If you have a go-to style or brand, buy online:
It's often cheaper.
Subscribe to the e-mail lists of denim makers to receive insider deals.
Levi.com offers coupon codes good for 20 to 30 percent off an order, plus free shipping on orders of $100 or more, and Gap has offered sales of up to 30 percent off.
Order from sites that offer free shipping, like amazon.com (on orders over $25) and Zappos.com (yes, it sells more than shoes).
Get free DIY advice:
Go to YouTube and type in "askthebuilder" for how-to videos on simple procedures, like replacing a faucet or a light fixture.
See the videos, "When to Do It Yourself" and "When to Hire a Pro" to help you decide if you should take on a project.
Seek out holes in scheduling:
Ask a tradesman if he has a hole in his schedule, then inquire about a discount if you book during that time.
Learn the lingo:
Before calling a contractor, check out sites like moneypit.com and diynetwork.com. You'll be better informed-and less likely to get taken-if you can speak his language.
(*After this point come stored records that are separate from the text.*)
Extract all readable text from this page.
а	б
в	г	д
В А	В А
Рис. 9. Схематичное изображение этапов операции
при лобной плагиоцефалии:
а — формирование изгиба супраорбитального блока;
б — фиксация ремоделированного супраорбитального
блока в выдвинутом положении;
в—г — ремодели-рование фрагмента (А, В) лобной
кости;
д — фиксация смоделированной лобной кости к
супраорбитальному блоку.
Forget that "every 3,000 miles" rule!:
AAA found that 95 percent of drivers had oil changes too frequently. Only heavily used cars, such as taxis, need one after 3,000 miles.
Normal usage typically requires an oil change every 7,500 miles.
Fix windshield chips immediately, because a small chip can lead to a full crack. The cost of replacing a windshield: $500 to $1,200.
A repair can be done in your driveway for less that $100 (search "mobile glass-repair service" and your Zip Code online to find a company).
Independent auto shops aren't always better for repairs:
Stick with the dealership for tricky repairs - it sees the same makes and models, so it can be better than an independent auto shop at fixing, for instance, a mysterious rattle.
Friday-through-Monday is the busiest time at pet salons. Many charge 20 percent less for midweek appointments.
Don't skimp on food - Spending more up-front saves money in the long-run:
Cheaper brands have possibly harmful preservatives, such as BHT, and fillers, like corn, that may cause allergies.
These can cause skin reactions and may require a vet visit and a prescription diet. The first two ingredients on the label should be animal proteins, not by-products, grains, or vegetables.
The cost can run to $1 a pound, versus 50 cents a pound for lesser-quality food, but you'll save in the end.
Consider pet insurance -- it pays over long-haul:
Starting at $15 a month for a cat and $22 for a dog, policies at sites like Petinsurance.com will cover annual checkups, vaccinations, accidental injuries, and some illnesses.
That can translate into major savings, since some ailments cost thousands of dollars to treat.
Request a three-month prescription:
This option, given mostly for medications that treat chronic conditions, like diabetes and arthritis, can reduce costs up to 33 percent (compared with paying monthly).
See a dental student for checkups:
Many dental schools have clinics that treat patients.
Fees are about 50 percent less, and your care is supervised by a dentist.